Hi everyone, I have been lurking on this board for some time now using waks how to's and getting endless information on TT issues. I thought it was about time I joined in and said hello, and try and help others as it seems my TT has had many of the problems/joys as those on here! I have a 2000 225 AMD re map and Miltek exhaust. Had it for 3 years. Must set up the avatar now


----------



## YELLOW_TT (Feb 25, 2004)

Welcome now you need to join the TTOC for the full joy of owning a TT www.ttoc.co.uk :wink:


----------



## malstt (Apr 18, 2007)

Welcome 8)


----------



## T3RBO (Dec 9, 2003)

Welcome to the forum


----------



## Wallsendmag (Feb 12, 2004)

Welcome


----------



## T7 BNW (Jul 20, 2008)

Welcome to the forum!! Your another local boy! A few of us are watford/Bushy/borehamwood located!!
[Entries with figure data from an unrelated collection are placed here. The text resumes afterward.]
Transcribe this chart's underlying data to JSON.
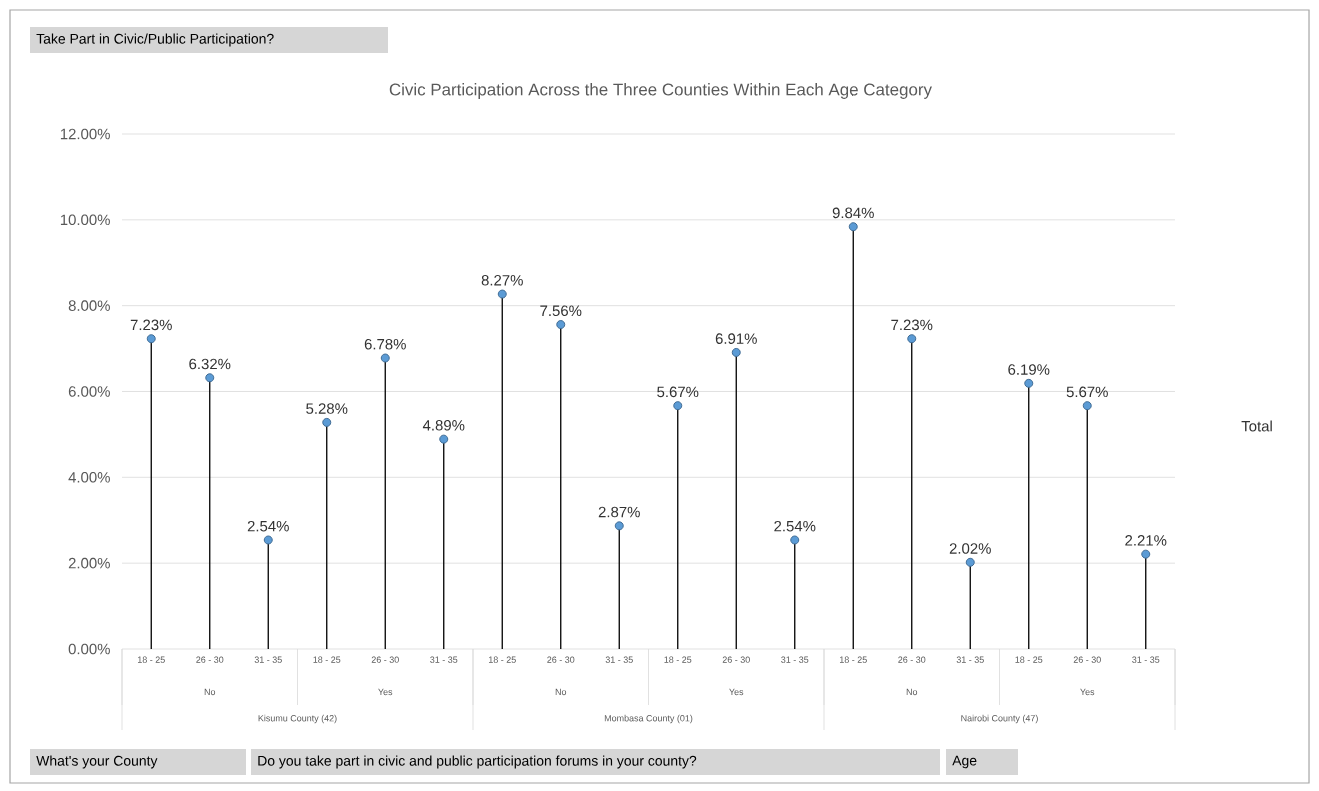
{
  "chart_data": {
    "type": "lollipop",
    "title": "Civic Participation Across the Three Counties Within Each Age Category",
    "categories": [
      "18 - 25",
      "26 - 30",
      "31 - 35",
      "18 - 25",
      "26 - 30",
      "31 - 35",
      "18 - 25",
      "26 - 30",
      "31 - 35",
      "18 - 25",
      "26 - 30",
      "31 - 35",
      "18 - 25",
      "26 - 30",
      "31 - 35",
      "18 - 25",
      "26 - 30",
      "31 - 35"
    ],
    "series": [
      {
        "name": "Total",
        "color": "#5b9bd5",
        "values": [
          7.23,
          6.32,
          2.54,
          5.28,
          6.78,
          4.89,
          8.27,
          7.56,
          2.87,
          5.67,
          6.91,
          2.54,
          9.84,
          7.23,
          2.02,
          6.19,
          5.67,
          2.21
        ],
        "value_labels": [
          "7.23%",
          "6.32%",
          "2.54%",
          "5.28%",
          "6.78%",
          "4.89%",
          "8.27%",
          "7.56%",
          "2.87%",
          "5.67%",
          "6.91%",
          "2.54%",
          "9.84%",
          "7.23%",
          "2.02%",
          "6.19%",
          "5.67%",
          "2.21%"
        ]
      }
    ],
    "ylim": [
      0,
      12
    ],
    "yticks": [
      {
        "value": 0,
        "label": "0.00%"
      },
      {
        "value": 2,
        "label": "2.00%"
      },
      {
        "value": 4,
        "label": "4.00%"
      },
      {
        "value": 6,
        "label": "6.00%"
      },
      {
        "value": 8,
        "label": "8.00%"
      },
      {
        "value": 10,
        "label": "10.00%"
      },
      {
        "value": 12,
        "label": "12.00%"
      }
    ],
    "grid": "y",
    "marker": "circle",
    "legend": "right",
    "annotations": [
      "Take Part in Civic/Public Participation?",
      "What's your County",
      "Do you take part in civic and public participation forums in your county?",
      "Age",
      "No",
      "Yes",
      "No",
      "Yes",
      "No",
      "Yes",
      "Kisumu County (42)",
      "Mombasa County (01)",
      "Nairobi County (47)"
    ]
  }
}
We have a big cruise coming up to france, dont forget to check it out in the Event section!

Ben


----------



## GreekTT (Jan 5, 2009)

Welcome to the forum!!!


----------



## waTTford (Jan 19, 2009)

Thanks for the welcome, I am sorting out my TTOC now, been meaning to join for the last 2 years!


----------



## GreekTT (Jan 5, 2009)

It's never too late!!! [smiley=mexicanwave.gif]


----------



## Wallsendmag (Feb 12, 2004)

waTTford said:


> Thanks for the welcome, I am sorting out my TTOC now, been meaning to join for the last 2 years!
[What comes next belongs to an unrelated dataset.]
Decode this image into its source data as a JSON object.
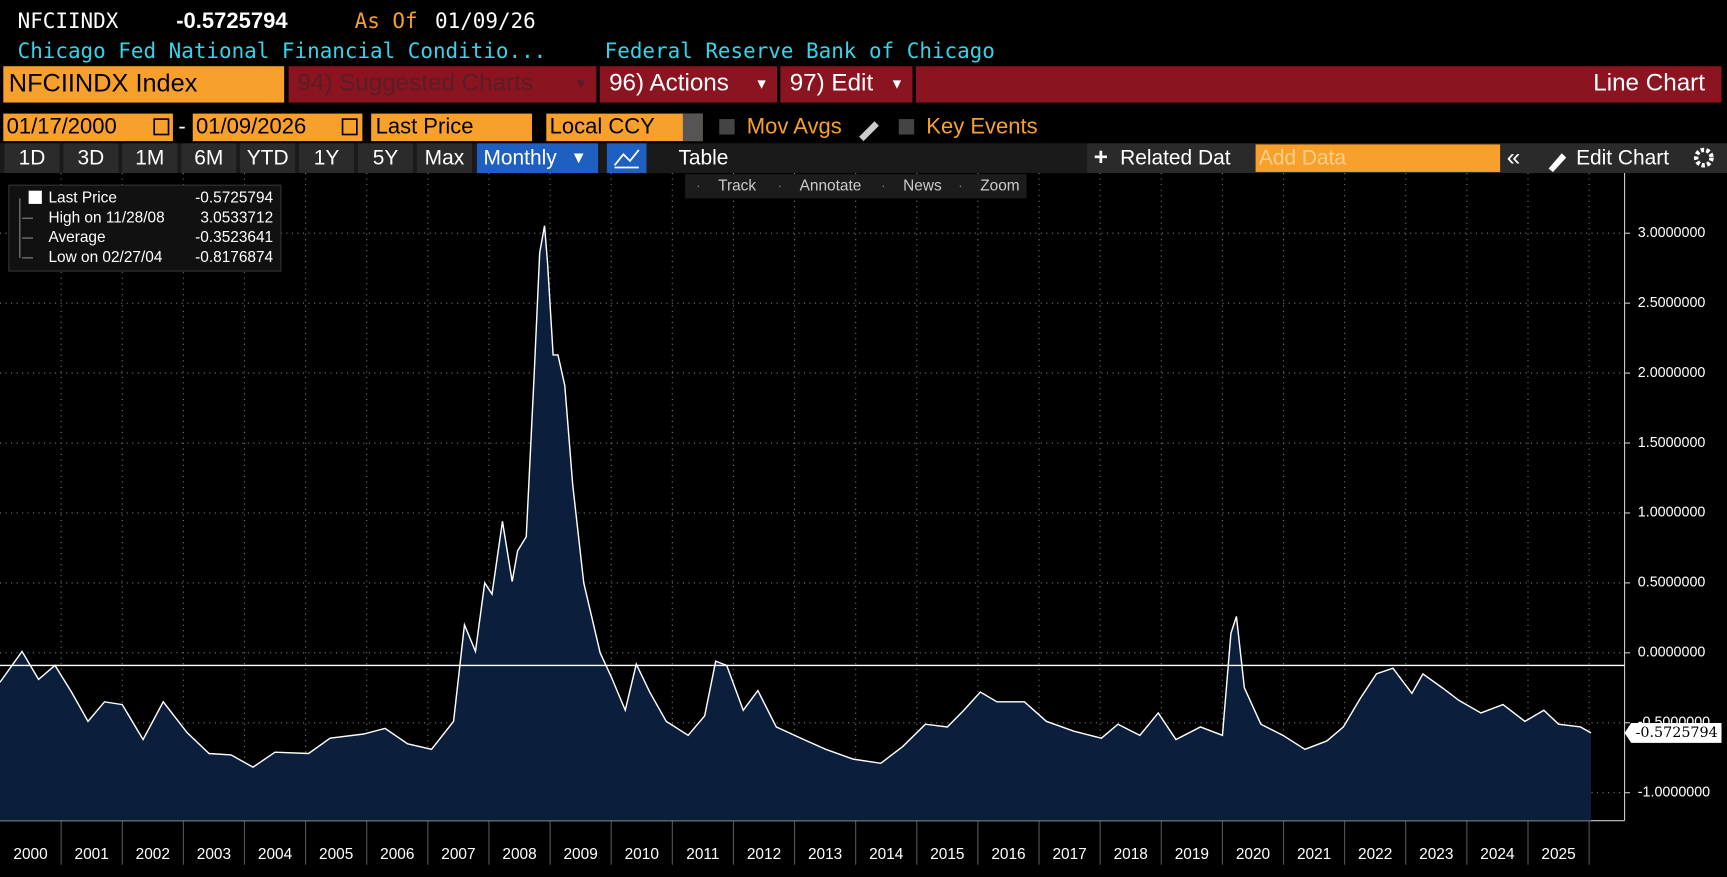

See that wasn't too hard now was it ?


----------



## waTTford (Jan 19, 2009)

TTOC membership done. I have promised myself that this year I am going to spend some cash on the TT now that the wife has spent her share on a kitchen and got a dog! Nothing too mad, wheel refurb, some small scratches and annoying things like stereo volume and no audible warning sound when lights left on and lines accrosss centere display. First I need to sort an oil leak out that appeared recently. Still it goes like a dream


----------



## Adam RRS (May 25, 2006)

where abouts in watford mate? I'm in bushey


----------



## rustyintegrale (Oct 1, 2006)

waTTford said:


> I am going to spend some cash on the TT now that the wife has spent her share on a kitchen and got a dog! Nothing too mad...
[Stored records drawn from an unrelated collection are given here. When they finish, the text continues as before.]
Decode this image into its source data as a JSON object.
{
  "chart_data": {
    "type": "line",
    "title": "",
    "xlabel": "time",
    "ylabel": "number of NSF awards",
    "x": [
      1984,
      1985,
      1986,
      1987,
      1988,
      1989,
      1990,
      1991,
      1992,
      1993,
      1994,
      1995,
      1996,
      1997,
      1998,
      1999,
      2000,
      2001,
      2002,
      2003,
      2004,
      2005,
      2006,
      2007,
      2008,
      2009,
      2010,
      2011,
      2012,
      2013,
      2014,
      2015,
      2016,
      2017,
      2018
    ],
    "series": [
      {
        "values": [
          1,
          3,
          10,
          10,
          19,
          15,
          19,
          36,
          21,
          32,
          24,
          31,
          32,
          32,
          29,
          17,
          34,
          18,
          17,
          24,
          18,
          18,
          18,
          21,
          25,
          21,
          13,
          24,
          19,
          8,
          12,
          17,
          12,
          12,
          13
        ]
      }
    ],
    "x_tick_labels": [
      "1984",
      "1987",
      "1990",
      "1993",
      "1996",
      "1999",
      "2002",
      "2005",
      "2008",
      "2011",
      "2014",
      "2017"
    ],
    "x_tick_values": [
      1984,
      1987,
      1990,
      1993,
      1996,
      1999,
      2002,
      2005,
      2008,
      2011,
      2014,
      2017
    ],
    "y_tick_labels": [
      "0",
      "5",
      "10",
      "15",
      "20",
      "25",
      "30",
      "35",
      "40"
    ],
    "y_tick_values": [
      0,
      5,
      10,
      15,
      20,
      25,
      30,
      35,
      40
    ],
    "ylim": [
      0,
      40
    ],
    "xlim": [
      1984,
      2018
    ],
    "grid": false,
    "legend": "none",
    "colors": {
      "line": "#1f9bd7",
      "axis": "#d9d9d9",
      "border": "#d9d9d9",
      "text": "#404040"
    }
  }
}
 :lol: :lol: :lol: :lol: :lol:

Who are you trying to kid? :lol: We all said that when we came on here and we're all addicts... :evil: 8)


----------



## markTT225 (Apr 8, 2004)

Welcome Watford geezer


----------



## waTTford (Jan 19, 2009)

Adam RSS- I'm actually in Garston.

I've had the TT for 3 years and I got it from my brother who had it from new and also stored it for 2 years. As I said it needs some minor odds 'n sods doing but it only has 57,000 on it and I do low miles so I want to get it in to top nick but I've got to sort out a minor oil leak first. Wheels need doing big time...


----------



## Adam RRS (May 25, 2006)

ah Garston.... you should have made your screename garsTTon lol

near the cinema at least!

If u see my RRS around flash yr lights!


----------



## waTTford (Jan 19, 2009)

Will do


----------